Она скоро поправилась – расцвела. Он украдкой следил за нею, не желая признать, что отныне они связаны прочно и навсегда. Рассуждая рационально, он видел перед собой живое существо, заменившее кювету, подобную той, в которой вызревал каждый исступленный на протяжении последней полусотни весен. Вера была живой кюветой, чувствующей и страдающей. Он знал, что кювету уничтожают после того, как она отслужит свое. Никому не придет в голову использовать ее повторно. По Закону Вера должна была закрыть за собою дверь. Она была плебейкой и к тому же родила ребенка, выполнив свое предназначение. Он был готов распорядиться, забывшись, но что-то не до конца осознанное, скорее всего, предощущение тоски, уже подступавшей вплотную, удержало его от шага, за которым, он знал, больше ничего не будет. Тогда он поверил по-настоящему, что выйти за дверь можно только в одном направлении.

Он тайно вернул Веру на Континент, в очередной раз нарушив Закон. Вскоре нашлось для нее приемлемое занятие: он поручил ей управление Большим инкубатором, в котором рождались и вызревали юноши для многочисленных шахт провинции и девушки, судьба которых была предопределена. Сына вместе с роботом-нянькой отправил к отцу, профессору университета, ничего не объяснив и настрого запретив раскрывать внуку правду о его происхождении. Больше он их не видел, но был вынужден признаться самому себе, что на самом деле память о них, затуманенная старческой слабостью, жила в нем всегда.
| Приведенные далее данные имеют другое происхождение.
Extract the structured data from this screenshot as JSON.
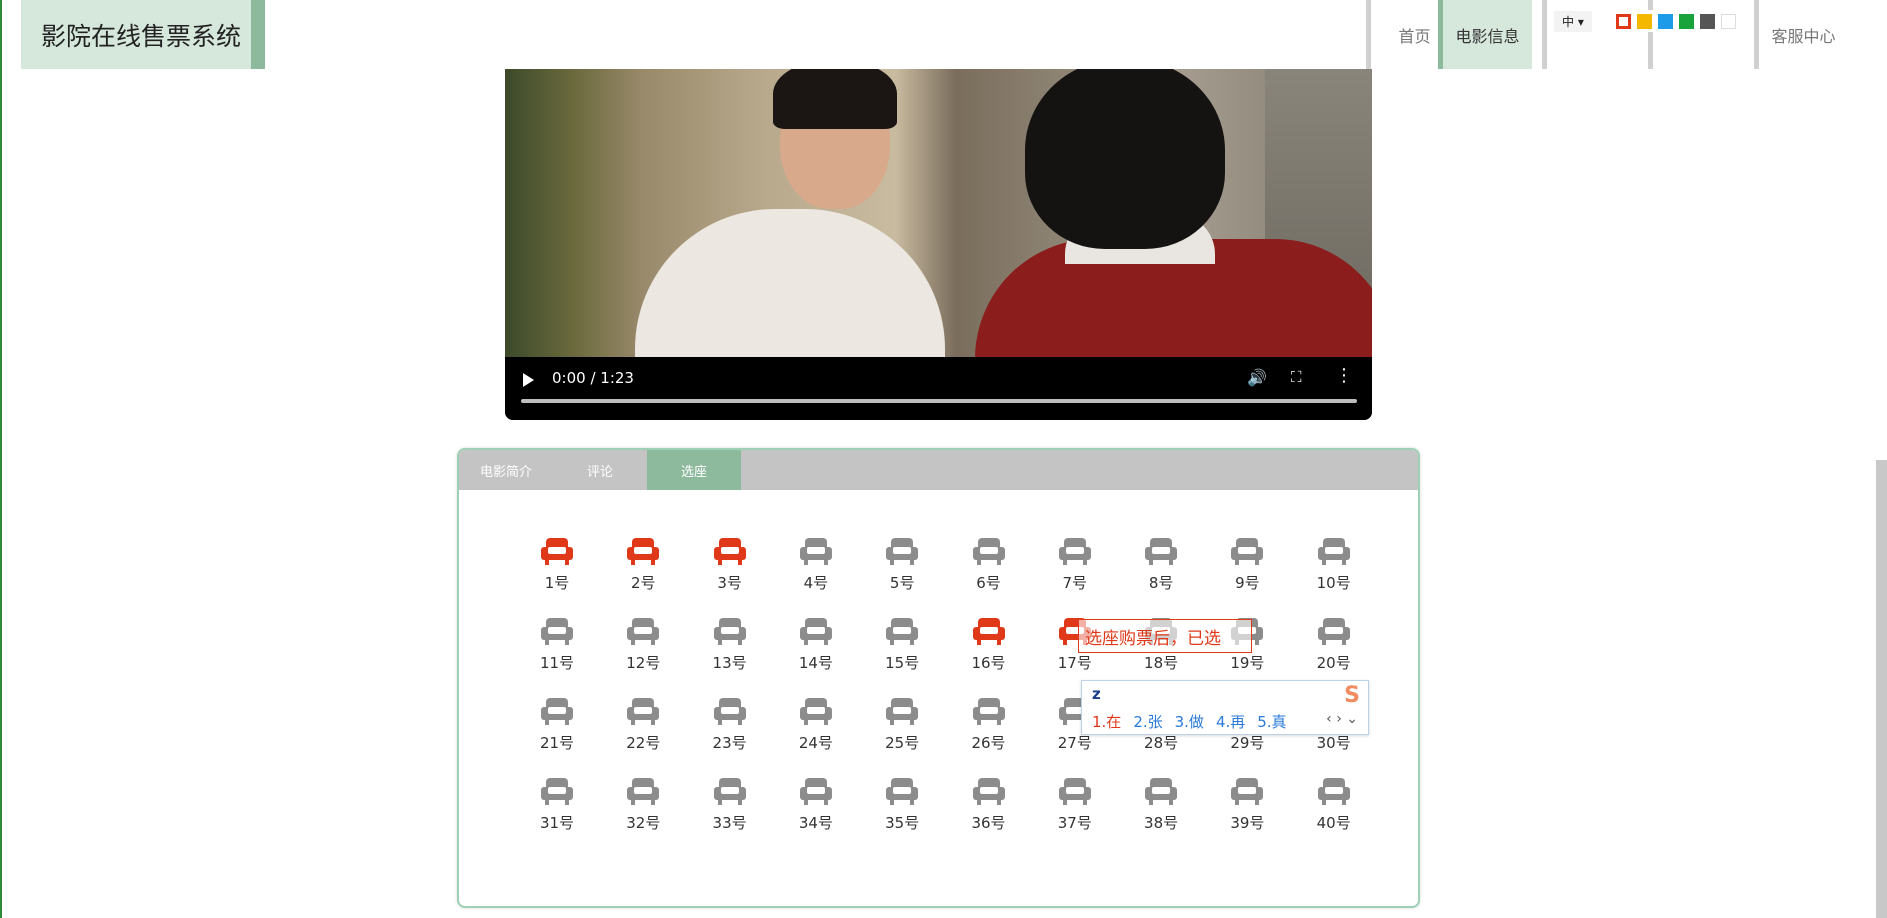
{
  "header": {
    "logo_text": "影院在线售票系统",
    "nav_items": [
      {
        "label": "首页"
      },
      {
        "label": "电影信息"
      },
      {
        "label": "客服中心"
      }
    ],
    "language_label": "中 ▾",
    "theme_colors": [
      "#e0391a",
      "#f5b800",
      "#1e9be8",
      "#1aa33a",
      "#555555",
      "#ffffff"
    ]
  },
  "video": {
    "time_display": "0:00 / 1:23",
    "progress": 0
  },
  "tabs": [
    {
      "label": "电影简介",
      "active": false
    },
    {
      "label": "评论",
      "active": false
    },
    {
      "label": "选座",
      "active": true
    }
  ],
  "seats": [
    {
      "label": "1号",
      "taken": true
    },
    {
      "label": "2号",
      "taken": true
    },
    {
      "label": "3号",
      "taken": true
    },
    {
      "label": "4号",
      "taken": false
    },
    {
      "label": "5号",
      "taken": false
    },
    {
      "label": "6号",
      "taken": false
    },
    {
      "label": "7号",
      "taken": false
    },
    {
      "label": "8号",
      "taken": false
    },
    {
      "label": "9号",
      "taken": false
    },
    {
      "label": "10号",
      "taken": false
    },
    {
      "label": "11号",
      "taken": false
    },
    {
      "label": "12号",
      "taken": false
    },
    {
      "label": "13号",
      "taken": false
    },
    {
      "label": "14号",
      "taken": false
    },
    {
      "label": "15号",
      "taken": false
    },
    {
      "label": "16号",
      "taken": true
    },
    {
      "label": "17号",
      "taken": true
    },
    {
      "label": "18号",
      "taken": false
    },
    {
      "label": "19号",
      "taken": false
    },
    {
      "label": "20号",
      "taken": false
    },
    {
      "label": "21号",
      "taken": false
    },
    {
      "label": "22号",
      "taken": false
    },
    {
      "label": "23号",
      "taken": false
    },
    {
      "label": "24号",
      "taken": false
    },
    {
      "label": "25号",
      "taken": false
    },
    {
      "label": "26号",
      "taken": false
    },
    {
      "label": "27号",
      "taken": false
    },
    {
      "label": "28号",
      "taken": false
    },
    {
      "label": "29号",
      "taken": false
    },
    {
      "label": "30号",
      "taken": false
    },
    {
      "label": "31号",
      "taken": false
    },
    {
      "label": "32号",
      "taken": false
    },
    {
      "label": "33号",
      "taken": false
    },
    {
      "label": "34号",
      "taken": false
    },
    {
      "label": "35号",
      "taken": false
    },
    {
      "label": "36号",
      "taken": false
    },
    {
      "label": "37号",
      "taken": false
    },
    {
      "label": "38号",
      "taken": false
    },
    {
      "label": "39号",
      "taken": false
    },
    {
      "label": "40号",
      "taken": false
    }
  ],
  "tooltip_text": "选座购票后，已选",
  "ime": {
    "input": "z",
    "candidates": [
      "1.在",
      "2.张",
      "3.做",
      "4.再",
      "5.真"
    ],
    "nav": "‹ › ⌄",
    "logo": "S"
  }
}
Теперь он думал о Вере и сыне не как о людях, с которыми когда-то соприкоснулся и которых должен бы уже забыть, он думал о них с такой достоверностью, настолько отчетливо видел их перед собой – мысленно, что едва сдерживался, чтобы не заговорить с ними. Ему захотелось немедленно вернуть Веру и сына в свою жизнь. Он не заметил, как немыслимое желание захватило его. Он решил сначала связаться с отцом, затем с Континентом и напрямую узнать о жизни близких людей, более не скрываясь, не опасаясь, что кто-то чужой проникнет в его тайну. Эти игры были ему безразличны. Он включил коммуникатор, набрал код отца и услышал бодрый голос.

– Привет, привет, господин Владетель, рад слышать, а уж о том, чтобы видеть, и не мечтаю, недоступный ты наш. – Следом знакомый смешок превосходства и спокойной совести, неизменно раздражавший его. – Вот думаю, какое невероятное событие должно было стрястись, чтобы ты наконец вспомнил о старике-отце? Шутка ли, миновало двадцать весен… Я вижу тебя только на портретах и приветствую верноподданно. Положено – по Закону.
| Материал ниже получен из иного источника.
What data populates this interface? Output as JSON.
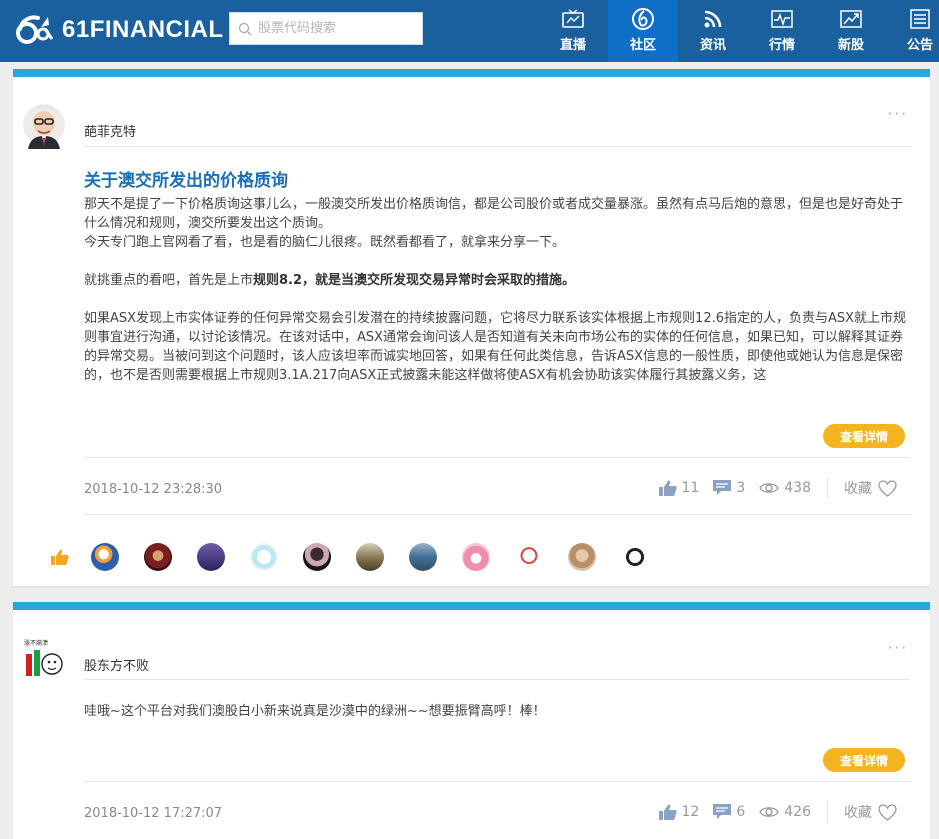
{
  "header": {
    "brand": "61FINANCIAL",
    "search_placeholder": "股票代码搜索",
    "nav": [
      {
        "label": "直播",
        "icon": "live-tv-icon"
      },
      {
        "label": "社区",
        "icon": "community-icon"
      },
      {
        "label": "资讯",
        "icon": "rss-news-icon"
      },
      {
        "label": "行情",
        "icon": "market-chart-icon"
      },
      {
        "label": "新股",
        "icon": "ipo-trend-icon"
      },
      {
        "label": "公告",
        "icon": "announcement-icon"
      }
    ],
    "active_nav": "社区"
  },
  "posts": [
    {
      "author": "葩菲克特",
      "title": "关于澳交所发出的价格质询",
      "paragraphs": [
        "那天不是提了一下价格质询这事儿么，一般澳交所发出价格质询信，都是公司股价或者成交量暴涨。虽然有点马后炮的意思，但是也是好奇处于什么情况和规则，澳交所要发出这个质询。",
        "今天专门跑上官网看了看，也是看的脑仁儿很疼。既然看都看了，就拿来分享一下。",
        "",
        "就挑重点的看吧，首先是上市",
        "",
        "如果ASX发现上市实体证券的任何异常交易会引发潜在的持续披露问题，它将尽力联系该实体根据上市规则12.6指定的人，负责与ASX就上市规则事宜进行沟通，以讨论该情况。在该对话中，ASX通常会询问该人是否知道有关未向市场公布的实体的任何信息，如果已知，可以解释其证券的异常交易。当被问到这个问题时，该人应该坦率而诚实地回答，如果有任何此类信息，告诉ASX信息的一般性质，即使他或她认为信息是保密的，也不是否则需要根据上市规则3.1A.217向ASX正式披露未能这样做将使ASX有机会协助该实体履行其披露义务，这"
      ],
      "highlight_bold": "规则8.2，就是当澳交所发现交易异常时会采取的措施。",
      "detail_label": "查看详情",
      "timestamp": "2018-10-12 23:28:30",
      "likes": "11",
      "comments": "3",
      "views": "438",
      "favorite_label": "收藏",
      "liker_count": 11
    },
    {
      "author": "股东方不败",
      "body": "哇哦~这个平台对我们澳股白小新来说真是沙漠中的绿洲~~想要振臂高呼！棒！",
      "detail_label": "查看详情",
      "timestamp": "2018-10-12 17:27:07",
      "likes": "12",
      "comments": "6",
      "views": "426",
      "favorite_label": "收藏"
    }
  ],
  "colors": {
    "topbar": "#1a5f9e",
    "active_tab": "#0f6ec7",
    "card_accent": "#2aa6dd",
    "title": "#1a6fb5",
    "detail_button": "#f5b41f",
    "like_orange": "#f5a623"
  }
}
Я вижу тебя только… на портретах и приветствую верноподданно. Положено – по Закону.

«Этот человек никогда не перестанет шутить, – подумал Владетель неприязненно. – Он, пожалуй, дошутится у меня…»

– Отец, – неуверенно выговорил он слово, которое когда-то давно заставил себя забыть, – я хочу знать, как живет… Адам, мой сын. Где он теперь, что с ним? Я о нем ничего не знаю.